The first is analyzing the real environment of production. Receiving real-time information on resources makes it possible to dynamically adjust the supply chain to processes based on market demand. Data may be collected through remote sensing, satellites, drones or aircraft, imagery and LiDAR 3D cloud points, infrared cameras, high resolution camera etc. The second theme is the connected forest.
You’re referring to the connectivity of various machines?
Yes, it’s the Internet of forest, which is a collaborative system based on real-time communication between machinery, infrastructures and digital devices to control operations, even remotely. Production can be quickly adjusted to conditions and needs with optimized communication. The biggest challenge at this time is communicating in remote areas, since only 45% of Canadian forests have cellular coverage. Because of the high cost of satellite communication, we are testing various technical ways to extend cell coverage to our operations.
What else can be done to adapt the procurement system?

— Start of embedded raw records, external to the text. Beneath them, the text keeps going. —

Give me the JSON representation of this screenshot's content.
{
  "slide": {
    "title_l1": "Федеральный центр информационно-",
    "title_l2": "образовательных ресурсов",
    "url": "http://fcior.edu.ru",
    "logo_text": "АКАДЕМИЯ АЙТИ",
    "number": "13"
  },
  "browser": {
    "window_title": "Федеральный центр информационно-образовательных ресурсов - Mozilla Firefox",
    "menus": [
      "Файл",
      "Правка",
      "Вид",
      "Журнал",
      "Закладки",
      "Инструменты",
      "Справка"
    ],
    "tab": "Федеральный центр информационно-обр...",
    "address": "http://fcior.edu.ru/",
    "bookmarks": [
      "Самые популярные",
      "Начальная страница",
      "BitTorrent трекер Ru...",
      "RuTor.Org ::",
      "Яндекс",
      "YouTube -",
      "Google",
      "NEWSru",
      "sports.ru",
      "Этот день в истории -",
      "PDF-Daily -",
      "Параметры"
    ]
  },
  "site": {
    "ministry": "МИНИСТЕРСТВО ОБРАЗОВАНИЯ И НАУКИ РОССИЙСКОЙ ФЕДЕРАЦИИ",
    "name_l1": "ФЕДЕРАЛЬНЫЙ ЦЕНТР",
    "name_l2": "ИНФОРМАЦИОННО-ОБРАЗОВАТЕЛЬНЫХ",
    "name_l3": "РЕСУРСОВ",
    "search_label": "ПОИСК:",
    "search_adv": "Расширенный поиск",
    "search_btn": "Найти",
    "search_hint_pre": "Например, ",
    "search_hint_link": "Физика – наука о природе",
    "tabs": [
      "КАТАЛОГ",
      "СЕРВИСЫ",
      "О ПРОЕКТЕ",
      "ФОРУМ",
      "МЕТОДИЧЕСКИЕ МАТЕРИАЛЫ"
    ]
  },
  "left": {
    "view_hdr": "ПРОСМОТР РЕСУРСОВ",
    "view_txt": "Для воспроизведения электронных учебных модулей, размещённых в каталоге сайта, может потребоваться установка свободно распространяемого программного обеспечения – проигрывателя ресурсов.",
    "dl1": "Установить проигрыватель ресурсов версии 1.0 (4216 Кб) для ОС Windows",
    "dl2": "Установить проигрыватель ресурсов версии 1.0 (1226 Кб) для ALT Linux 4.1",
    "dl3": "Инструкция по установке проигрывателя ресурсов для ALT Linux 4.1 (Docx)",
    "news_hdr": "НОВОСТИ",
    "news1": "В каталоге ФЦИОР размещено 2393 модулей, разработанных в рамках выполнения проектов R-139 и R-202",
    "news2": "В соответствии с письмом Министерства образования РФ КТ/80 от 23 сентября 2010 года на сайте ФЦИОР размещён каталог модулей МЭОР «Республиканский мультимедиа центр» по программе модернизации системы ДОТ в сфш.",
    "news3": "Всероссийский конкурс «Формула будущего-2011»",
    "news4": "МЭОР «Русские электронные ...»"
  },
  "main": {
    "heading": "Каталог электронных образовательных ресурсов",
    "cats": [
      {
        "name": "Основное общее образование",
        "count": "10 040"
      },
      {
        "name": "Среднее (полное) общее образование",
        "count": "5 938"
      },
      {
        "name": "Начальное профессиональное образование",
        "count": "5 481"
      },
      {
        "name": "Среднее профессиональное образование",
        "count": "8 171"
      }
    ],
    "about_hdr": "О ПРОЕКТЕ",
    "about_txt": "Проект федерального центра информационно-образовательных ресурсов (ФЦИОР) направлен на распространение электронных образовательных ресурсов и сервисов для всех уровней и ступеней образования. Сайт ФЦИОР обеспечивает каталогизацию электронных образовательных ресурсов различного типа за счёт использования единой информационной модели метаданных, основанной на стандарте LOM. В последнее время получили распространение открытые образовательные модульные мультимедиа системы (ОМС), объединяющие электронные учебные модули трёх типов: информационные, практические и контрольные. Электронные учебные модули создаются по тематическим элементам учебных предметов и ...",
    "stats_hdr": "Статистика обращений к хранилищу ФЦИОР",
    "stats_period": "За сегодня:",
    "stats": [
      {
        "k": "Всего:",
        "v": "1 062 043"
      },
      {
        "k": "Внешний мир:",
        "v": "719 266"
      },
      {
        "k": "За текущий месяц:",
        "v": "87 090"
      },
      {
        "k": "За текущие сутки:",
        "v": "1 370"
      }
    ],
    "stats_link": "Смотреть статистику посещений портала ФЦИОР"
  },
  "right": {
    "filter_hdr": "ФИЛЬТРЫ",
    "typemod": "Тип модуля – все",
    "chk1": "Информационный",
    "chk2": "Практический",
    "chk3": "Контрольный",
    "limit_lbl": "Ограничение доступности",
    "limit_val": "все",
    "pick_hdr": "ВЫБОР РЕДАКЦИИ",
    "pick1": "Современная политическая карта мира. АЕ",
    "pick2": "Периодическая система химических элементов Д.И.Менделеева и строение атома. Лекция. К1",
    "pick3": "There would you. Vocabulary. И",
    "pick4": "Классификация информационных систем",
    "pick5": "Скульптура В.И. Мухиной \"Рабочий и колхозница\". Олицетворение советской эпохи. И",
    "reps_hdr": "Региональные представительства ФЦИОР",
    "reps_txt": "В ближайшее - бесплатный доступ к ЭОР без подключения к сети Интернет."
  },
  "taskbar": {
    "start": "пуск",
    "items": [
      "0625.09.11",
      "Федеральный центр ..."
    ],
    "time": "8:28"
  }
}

The third component of Forestry 4.0 is advanced procurement systems to meet clients’ specific needs on demand. We are currently facing a major shortage of workers and machine operators which will likely grow. The production chain must be updated using the latest technological developments, such as sensors, augmented reality devices, more autonomous intelligent transportation systems (self-driving vehicles). The aim is to make the forestry sector more appealing to the next generation of workers while relying on automation of equipment to reduce resource needs.
What is the fourth theme?
Data analytics. It’s essential that decision making throughout the supply chain be aligned to optimize the value to be derived from forestry resources. Using advanced simulations (data twins) and artificial intelligence and decision-support tools will enhance our agility and adapt production to meet market needs.
By launching the Forestry 4.0 initiative, FPInnovations hopes to align the forestry industry with the cyber revolution to respond more effectively to market changes.